While in most cases it does respond to calcium channel blocker therapy, it can be resistant to the therapy and difficult to treat. Research is currently being conducted to find an efficient treatment for this patient group.
Dilated cardiomyopathy (DCM)
Patients with DCM sometimes complain of chest pain, but it is less common than in patients with HCM. It is usually caused by exertion due to high pressures on the heart wall impeding appropriate blood supply to the heart muscle along with more oxygen demand.
Heart failure medication aims to improve these symptoms and particularly helpful are beta blockers. It is important to remember that even though chest pain does not always mean a heart attack, whenever chest pain occurs it is a warning sign that the heart is suffering.
It is always advisable to rest and let the doctor know so he can adjust your medication to reduce the recurrence of chest pain.
General advice
Some patients with cardiomyopathy diagnosed at a young age are used to cardiac symptoms. But it is important to remember that age and other diseases, such as high blood pressure and high cholesterol, can affect patients with cardiomyopathy. Therefore we all need to be vigilant and, if a new episode of chest pain occurs, seek medical attention.

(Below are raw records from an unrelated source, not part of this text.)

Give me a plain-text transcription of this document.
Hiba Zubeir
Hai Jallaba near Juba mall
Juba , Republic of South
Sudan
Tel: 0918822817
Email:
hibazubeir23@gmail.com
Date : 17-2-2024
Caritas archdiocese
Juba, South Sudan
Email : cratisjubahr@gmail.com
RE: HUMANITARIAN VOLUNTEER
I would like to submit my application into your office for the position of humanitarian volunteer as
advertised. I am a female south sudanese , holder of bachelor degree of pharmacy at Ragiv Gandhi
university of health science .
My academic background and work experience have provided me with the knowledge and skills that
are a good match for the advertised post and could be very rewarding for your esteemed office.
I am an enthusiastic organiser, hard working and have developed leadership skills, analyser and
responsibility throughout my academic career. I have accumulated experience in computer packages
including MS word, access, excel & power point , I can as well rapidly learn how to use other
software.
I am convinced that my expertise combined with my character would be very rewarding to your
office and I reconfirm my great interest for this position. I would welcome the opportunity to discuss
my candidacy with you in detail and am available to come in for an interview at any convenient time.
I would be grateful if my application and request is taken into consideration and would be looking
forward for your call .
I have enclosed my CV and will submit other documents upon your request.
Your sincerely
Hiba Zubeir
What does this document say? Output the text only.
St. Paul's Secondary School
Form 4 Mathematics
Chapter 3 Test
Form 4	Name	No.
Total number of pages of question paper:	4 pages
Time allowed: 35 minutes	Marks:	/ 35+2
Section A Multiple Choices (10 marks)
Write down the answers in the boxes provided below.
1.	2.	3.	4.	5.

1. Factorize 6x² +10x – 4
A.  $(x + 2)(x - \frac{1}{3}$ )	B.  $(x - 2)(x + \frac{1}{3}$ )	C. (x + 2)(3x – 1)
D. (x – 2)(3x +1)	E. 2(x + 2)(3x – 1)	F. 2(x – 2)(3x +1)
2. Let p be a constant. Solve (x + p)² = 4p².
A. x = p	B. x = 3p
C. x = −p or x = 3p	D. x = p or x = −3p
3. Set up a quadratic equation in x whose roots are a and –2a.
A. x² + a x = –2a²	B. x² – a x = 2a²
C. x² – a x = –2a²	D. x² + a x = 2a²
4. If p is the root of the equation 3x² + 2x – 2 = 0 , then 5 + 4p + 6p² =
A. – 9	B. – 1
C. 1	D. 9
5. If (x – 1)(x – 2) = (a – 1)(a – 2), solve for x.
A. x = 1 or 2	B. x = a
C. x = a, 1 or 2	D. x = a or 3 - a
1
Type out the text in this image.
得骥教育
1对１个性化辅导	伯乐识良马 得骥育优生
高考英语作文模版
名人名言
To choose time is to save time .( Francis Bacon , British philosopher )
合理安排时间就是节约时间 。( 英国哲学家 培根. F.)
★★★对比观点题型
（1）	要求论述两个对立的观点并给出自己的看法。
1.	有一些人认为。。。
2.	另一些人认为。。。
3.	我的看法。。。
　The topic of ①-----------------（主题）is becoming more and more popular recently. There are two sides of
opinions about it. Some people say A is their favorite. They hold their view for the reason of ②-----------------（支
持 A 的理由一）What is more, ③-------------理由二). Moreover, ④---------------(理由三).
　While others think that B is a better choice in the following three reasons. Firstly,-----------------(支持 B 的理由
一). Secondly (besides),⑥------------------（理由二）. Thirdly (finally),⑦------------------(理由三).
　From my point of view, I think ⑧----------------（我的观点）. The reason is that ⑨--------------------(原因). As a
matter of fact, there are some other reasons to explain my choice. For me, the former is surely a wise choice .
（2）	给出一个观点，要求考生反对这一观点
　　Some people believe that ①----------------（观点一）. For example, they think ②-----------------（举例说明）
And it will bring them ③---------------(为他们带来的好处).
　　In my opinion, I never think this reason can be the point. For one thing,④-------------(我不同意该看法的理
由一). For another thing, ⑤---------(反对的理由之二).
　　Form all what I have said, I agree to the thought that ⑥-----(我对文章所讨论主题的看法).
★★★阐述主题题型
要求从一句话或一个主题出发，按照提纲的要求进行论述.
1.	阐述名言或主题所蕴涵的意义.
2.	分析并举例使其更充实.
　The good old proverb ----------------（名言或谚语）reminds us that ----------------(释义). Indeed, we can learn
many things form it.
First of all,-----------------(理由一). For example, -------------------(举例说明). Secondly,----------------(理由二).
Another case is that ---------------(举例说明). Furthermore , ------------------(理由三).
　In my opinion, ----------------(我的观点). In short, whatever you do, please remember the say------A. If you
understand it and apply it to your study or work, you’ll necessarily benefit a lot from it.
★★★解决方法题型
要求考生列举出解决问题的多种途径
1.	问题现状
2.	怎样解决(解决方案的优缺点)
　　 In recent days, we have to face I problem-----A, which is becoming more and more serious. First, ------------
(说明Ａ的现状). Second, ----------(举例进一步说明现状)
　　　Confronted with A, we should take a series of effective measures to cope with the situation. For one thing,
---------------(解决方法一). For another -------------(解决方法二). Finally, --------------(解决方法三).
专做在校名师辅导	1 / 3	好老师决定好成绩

It is a good idea to ask your doctor for a copy of your ECG and keep it in your wallet. Those with cardiomyopathy have a typically abnormal baseline reading and it may be of enormous help to a doctor not familiar with your case to see it.
While there is no treatment yet for the cause of cardiomyopathy, there is treatment for ischaemic heart disease - that is prevention.
For patients with a genetic heart condition it is even more important to prevent high cholesterol, smoking related diseases, obesity and other risks for coronary heart disease.